Texas may have been the lure that attracted Charlotte-based First Union Corp. to make a tentative offer for Compass in the fall of 1994. First Union had previously indicated an interest in Texas in 1992 when it conducted due diligence on Houston's failing First City Bancorp.

First Union told the directors of Birmingham-based Compass in October 1994 that it would be willing to pay $1.14 million for Compass, a 35% premium on its then-market value. The Compass board rejected the proposal, which alienated several directors and led to a nasty proxy fight early last year.

Even though the First Union offer went nowhere, it indicated that an out-of-state giant would be willing, under the right circumstances, to pay a premium for a major Alabama banmk.

Meanwhile, Alabama's community banks have been attractive to out-of- state buyers for a number of years. One of the major changes in deposit market share in the state occurred with the growth of Synovus Financial Corp. to sixth place.

Synovus, based in Columbus, Ga., used a series of small acquisitions to capture 2.8% of the state's deposits, according to SNL Securities. Synovus' $1.1 billion of deposits compare with $2.2 billion for homegrown Colonial.

"We are betting on the state and the markets we're in," said Synovus chairman James H. Blanchard. "Alabama is an incredible banking state.
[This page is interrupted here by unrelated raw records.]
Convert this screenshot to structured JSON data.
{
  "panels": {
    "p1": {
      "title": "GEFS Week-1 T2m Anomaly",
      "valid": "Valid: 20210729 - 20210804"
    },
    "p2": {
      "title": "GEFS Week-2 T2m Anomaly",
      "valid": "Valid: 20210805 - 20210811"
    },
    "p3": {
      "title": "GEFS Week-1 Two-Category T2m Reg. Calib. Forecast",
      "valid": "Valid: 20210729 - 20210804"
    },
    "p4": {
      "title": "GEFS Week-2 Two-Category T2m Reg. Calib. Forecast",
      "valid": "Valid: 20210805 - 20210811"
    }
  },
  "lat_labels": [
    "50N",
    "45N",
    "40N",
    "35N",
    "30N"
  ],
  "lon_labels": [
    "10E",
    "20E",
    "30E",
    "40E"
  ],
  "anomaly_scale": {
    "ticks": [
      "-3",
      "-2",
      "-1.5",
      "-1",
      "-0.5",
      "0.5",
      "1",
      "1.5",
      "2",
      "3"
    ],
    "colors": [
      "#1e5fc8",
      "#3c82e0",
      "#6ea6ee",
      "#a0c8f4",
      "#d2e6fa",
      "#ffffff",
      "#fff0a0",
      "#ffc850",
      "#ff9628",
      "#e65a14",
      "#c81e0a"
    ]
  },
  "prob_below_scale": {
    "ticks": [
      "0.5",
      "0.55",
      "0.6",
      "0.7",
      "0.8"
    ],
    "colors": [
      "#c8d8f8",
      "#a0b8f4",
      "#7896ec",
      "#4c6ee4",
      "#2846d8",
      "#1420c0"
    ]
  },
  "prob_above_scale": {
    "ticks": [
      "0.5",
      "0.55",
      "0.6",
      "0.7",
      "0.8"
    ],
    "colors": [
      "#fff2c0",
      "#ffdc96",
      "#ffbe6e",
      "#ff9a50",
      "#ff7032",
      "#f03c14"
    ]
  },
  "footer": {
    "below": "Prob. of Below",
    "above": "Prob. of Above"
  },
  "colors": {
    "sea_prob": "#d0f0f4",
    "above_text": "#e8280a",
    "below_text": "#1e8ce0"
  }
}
Banks there have performed at a higher level than most any other state in the Union."

Mr. Blanchard added that he would be willing to consider future acquisitions in Alabama, particularly if the state reforms its notorious lawsuit-friendly judicial system, which has produced huge judgments against financial-service companies in recent years.

Other out-of-state acquirers lured to Alabama are Union Planters Corp., Memphis, which has built a 10th-ranked market share, with $353 million of deposits in suburban Birmingham, Huntsville, Tuscaloosa and Montgomery, and Atlanta-based SunTrust Banks Inc., which claimed 11th place with $297 million of deposits in the northern part of the state.

But Synovus, Union Planters, and SunTrust have all been content to pursue niche banking in selected markets. To acquire major market share in Alabama still requires purchasing one of the big five.

Regions Bancshares, Compass Bancshares, Amsouth Bancorp., and SouthTrust Corp. are all based in Birmingham while Colonial Bancgroup is headquartered in Montgomery, the state capital.

In the wake of the failed proxy challenge at Compass, the eyes of Wall Street analysts have shifted to Amsouth as a possible target on the theory that banks often tend to sell themselves when they experience difficulties.

Amsouth is now grappling with both earnings weakness - a legacy of its aggressive expansion into Florida - and management succession.

"The conventional wisdom is that Amsouth is a more likely candidate than some of the other names," Mr. Theurkauf said.